It’s a common misconception that luxury car drivers are self-centered, wealthy jerks.
A new study in the Journal of International Psychology clarifies that luxury car owners are actually self-centered, stubborn, disagreeable, and unempathetic wealthy jerks.
Researchers at the University of Helsinki wanted to find out if wealthy jerks are drawn to high-status cars, or if high-status cars turn wealthy drivers into jerks.
Turns out neither is true. After interviewing 1,892 drivers about their vehicle, wealth, and consumption habits, researchers found that personality traits were the root of both the bad driving and the expensive taste in cars.
Drivers whose personality was classified as disagreeable were drawn more to luxury cars like Audi, BMW, or Mercedes, supporting previous research showing that wealthy drivers often see themselves as superior and try to display that to others.
However, jerks weren’t the only personality type drawn to luxury cars.
In a surprise twist, “respectable, ambitious, reliable, and well-organized” people also gravitated toward high-status vehicles.
But instead of flaunting their status, these drivers value high quality. As reliable people, they seek out reliable vehicles.
And unlike the wealthy jerk drivers, conscientious drivers don’t tend to be aggressive behind the wheel.
While not studied, I presume that drivers classified as charismatic and dashing, traits typically found in writers of road and bridge construction news, naturally gravitate toward 2009 Ford Fiestas.
Get the message
Sometimes we all need a gentle reminder to drive a little more carefully, which is why classic safety slogans like “Click it or ticket” and “Drive sober or get pulled over” were so effective.
Well, the Georgia DOT decided to ring in 2020 with some new classics, so they launched a Safety Message Competition last fall.
The public was invited to submit messages promoting safe driving to be displayed on the state’s digital message signs located on major highways throughout Georgia.
The only rules were that the messages could not exceed 63 characters, and no profanity was allowed.
Judges reviewed hundreds of submissions in five categories and recently announced the following winners:
General Safety: “If you miss your exit it’s okay, we made more up ahead.”
Impaired Driving: “Driving half lit is not very bright.”
Seatbelt (tie): “This is a sign you should buckle up” and “If you don’t wear a seat belt, please be an organ donor.”
Work Zone Safety: “Look left, look right, keep workers in sight.”
Distracted Driving (tie): “You look great but the selfie can wait” and “Looking at the road is a great way to stay on it.”
All the rage
Driving like a jerk has consequences, and perhaps this is why a survey by insurance website The Zebra uncovered some disturbing statistics about road rage.

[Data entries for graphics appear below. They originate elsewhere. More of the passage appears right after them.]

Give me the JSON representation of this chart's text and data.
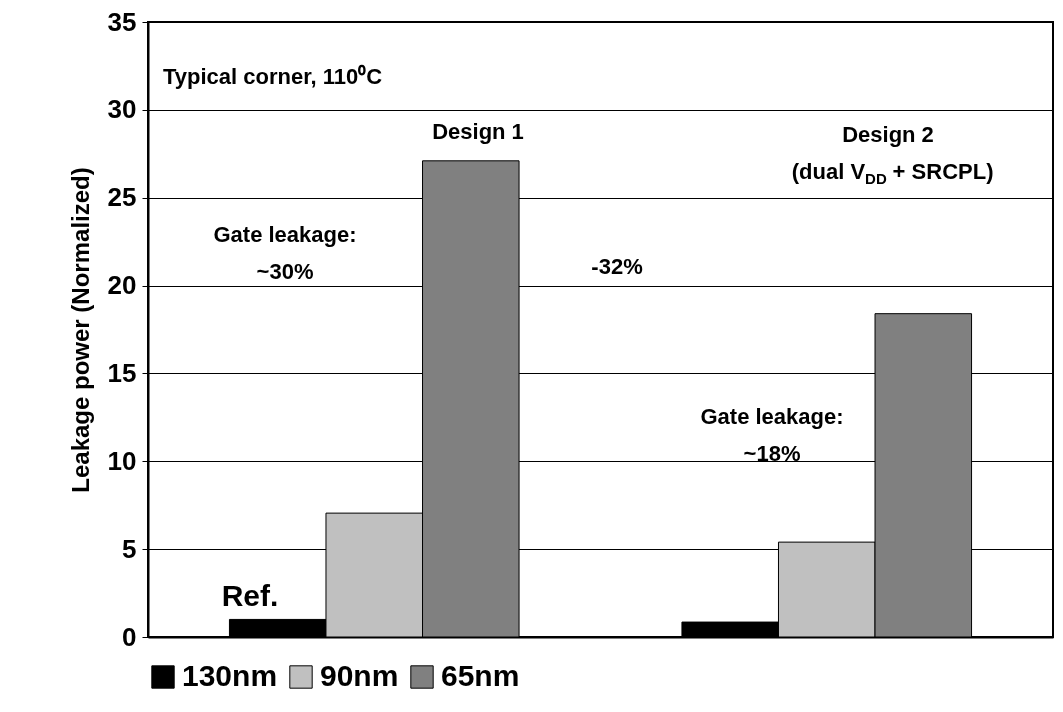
{
  "chart_data": {
    "type": "bar",
    "ylabel": "Leakage power (Normalized)",
    "categories": [
      null,
      null
    ],
    "series": [
      {
        "name": "130nm",
        "color": "#000000",
        "values": [
          1.0,
          0.85
        ]
      },
      {
        "name": "90nm",
        "color": "#c0c0c0",
        "values": [
          7.05,
          5.4
        ]
      },
      {
        "name": "65nm",
        "color": "#808080",
        "values": [
          27.1,
          18.4
        ]
      }
    ],
    "ylim": [
      0,
      35
    ],
    "yticks": [
      0,
      5,
      10,
      15,
      20,
      25,
      30,
      35
    ],
    "grid": "y",
    "legend": "bottom",
    "annotations": [
      "Typical corner, 110⁰C",
      "Design 1",
      "Design 2\n(dual V$_{DD}$ + SRCPL)",
      "Gate leakage:\n~30%",
      "-32%",
      "Gate leakage:\n~18%",
      "Ref."
    ]
  }
}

The study found that the vast majority of drivers (82%) admit to having road rage or driving aggressively at least once in the past year.
Other alarming findings:
- 59% reported showing anger by honking.
- 42% admitted they’ve yelled or cursed loudly at another driver.
- 38% said they’ve used rude or obscene gestures against other drivers.
Why are drivers getting so angry behind the wheel? There are several theories.
“Sociologists point to the fragmentation of society and the disintegration of shared values and sense of community as the cause of these and other acts of incivility,” says the National Highway Traffic Safety Association.
Other experts believe the ever-increasing pace and responsibilities of modern life are to blame. Sleep is often sacrificed, and a 2016 AAA study found that sleep deprivation significantly increases a driver’s risk of crashing.
Whatever the cause, we all need to settle down, so the drivers surveyed were asked how they cool off when experiencing road rage:
- 62% listen to music.
- 23% think of something else.
- 0.3% try to smack the living bejeezus out of that aggravating (yet dashing) Ford Fiesta driver.